Written vs. Live Delivery

3 min read

There are two types of executive decks, and they are not interchangeable. The walkthrough deck is designed to be presented in a room with a presenter narrating it. Slides can be sparse — the words are spoken, not written. The pre-read deck is designed to be read independently, without a presenter. Every slide must stand alone. The body copy carries the argument because there is no voice to fill the gaps. Sending a walkthrough deck as a pre-read is one of the most common and most expensive errors in executive communication.

When a deck goes out in advance, the meeting changes. The executive arrives with a position already formed. They have read the recommendation, assessed the evidence, and identified the question they want answered. The meeting is no longer a presentation — it is a decision session. The presenter's role shifts from narrator to facilitator. This is a better meeting, but it requires a different deck and a different preparation. The presenter who walks into a pre-read meeting and starts presenting slide one has misread the room.

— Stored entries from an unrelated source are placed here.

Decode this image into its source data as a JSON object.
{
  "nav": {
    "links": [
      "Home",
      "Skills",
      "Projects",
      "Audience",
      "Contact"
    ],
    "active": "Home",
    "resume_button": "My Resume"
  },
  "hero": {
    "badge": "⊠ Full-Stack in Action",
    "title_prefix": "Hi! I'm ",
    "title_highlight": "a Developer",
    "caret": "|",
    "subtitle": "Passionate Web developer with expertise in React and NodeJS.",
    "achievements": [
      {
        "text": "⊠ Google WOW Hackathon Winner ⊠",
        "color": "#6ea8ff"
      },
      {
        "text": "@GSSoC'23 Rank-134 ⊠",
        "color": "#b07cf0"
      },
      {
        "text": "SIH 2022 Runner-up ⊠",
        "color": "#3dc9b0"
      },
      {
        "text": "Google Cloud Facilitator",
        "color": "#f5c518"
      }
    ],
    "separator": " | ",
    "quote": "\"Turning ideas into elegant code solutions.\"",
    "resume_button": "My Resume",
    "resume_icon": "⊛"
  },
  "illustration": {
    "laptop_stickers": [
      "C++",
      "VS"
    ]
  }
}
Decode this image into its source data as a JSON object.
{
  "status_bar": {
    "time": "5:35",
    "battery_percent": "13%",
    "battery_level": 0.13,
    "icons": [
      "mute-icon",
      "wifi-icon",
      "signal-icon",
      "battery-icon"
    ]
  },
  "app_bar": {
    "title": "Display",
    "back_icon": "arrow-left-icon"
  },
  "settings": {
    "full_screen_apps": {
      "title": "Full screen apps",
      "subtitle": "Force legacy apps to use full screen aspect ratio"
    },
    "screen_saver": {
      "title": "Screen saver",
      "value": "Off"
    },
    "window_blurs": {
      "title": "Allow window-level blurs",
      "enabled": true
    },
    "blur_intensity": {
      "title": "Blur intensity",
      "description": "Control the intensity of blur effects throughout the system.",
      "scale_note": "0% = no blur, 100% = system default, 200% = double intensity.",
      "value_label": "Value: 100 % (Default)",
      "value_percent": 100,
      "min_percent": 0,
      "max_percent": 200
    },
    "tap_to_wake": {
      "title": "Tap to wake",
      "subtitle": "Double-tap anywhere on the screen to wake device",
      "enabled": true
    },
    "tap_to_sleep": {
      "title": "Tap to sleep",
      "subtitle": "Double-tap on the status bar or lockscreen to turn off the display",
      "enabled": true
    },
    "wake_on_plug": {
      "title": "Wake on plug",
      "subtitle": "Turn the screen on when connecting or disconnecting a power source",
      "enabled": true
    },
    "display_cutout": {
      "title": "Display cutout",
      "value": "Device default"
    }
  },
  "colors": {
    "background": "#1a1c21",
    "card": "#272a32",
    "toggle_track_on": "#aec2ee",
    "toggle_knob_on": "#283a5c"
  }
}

  1. Identify the delivery context before writing slide one Will this deck be presented in a room, or sent in advance? The answer determines density, body copy, and visual reliance. Decide before you write. Do not finish a walkthrough deck and then add body copy to convert it to a pre-read — the structures are different enough that a conversion usually produces a document that fails at both.
  2. Pre-read deck: self-contained argument Every slide must deliver its point without a narrator. Headlines carry the conclusion. Body copy provides the evidence. Call-outs label the 'so what.' The slide is a miniature document — complete in itself. Three minutes of reading per slide is the upper limit. Above that, you have written a report, not a slide.
  3. Walkthrough deck: visual anchor, verbal argument Slides are anchors for what you say, not substitutes for it. One idea per slide. Minimal text. Large numbers and visuals that support the spoken point. If the slides alone could replace your presence in the room, you are not needed in the room — and you should have sent a pre-read.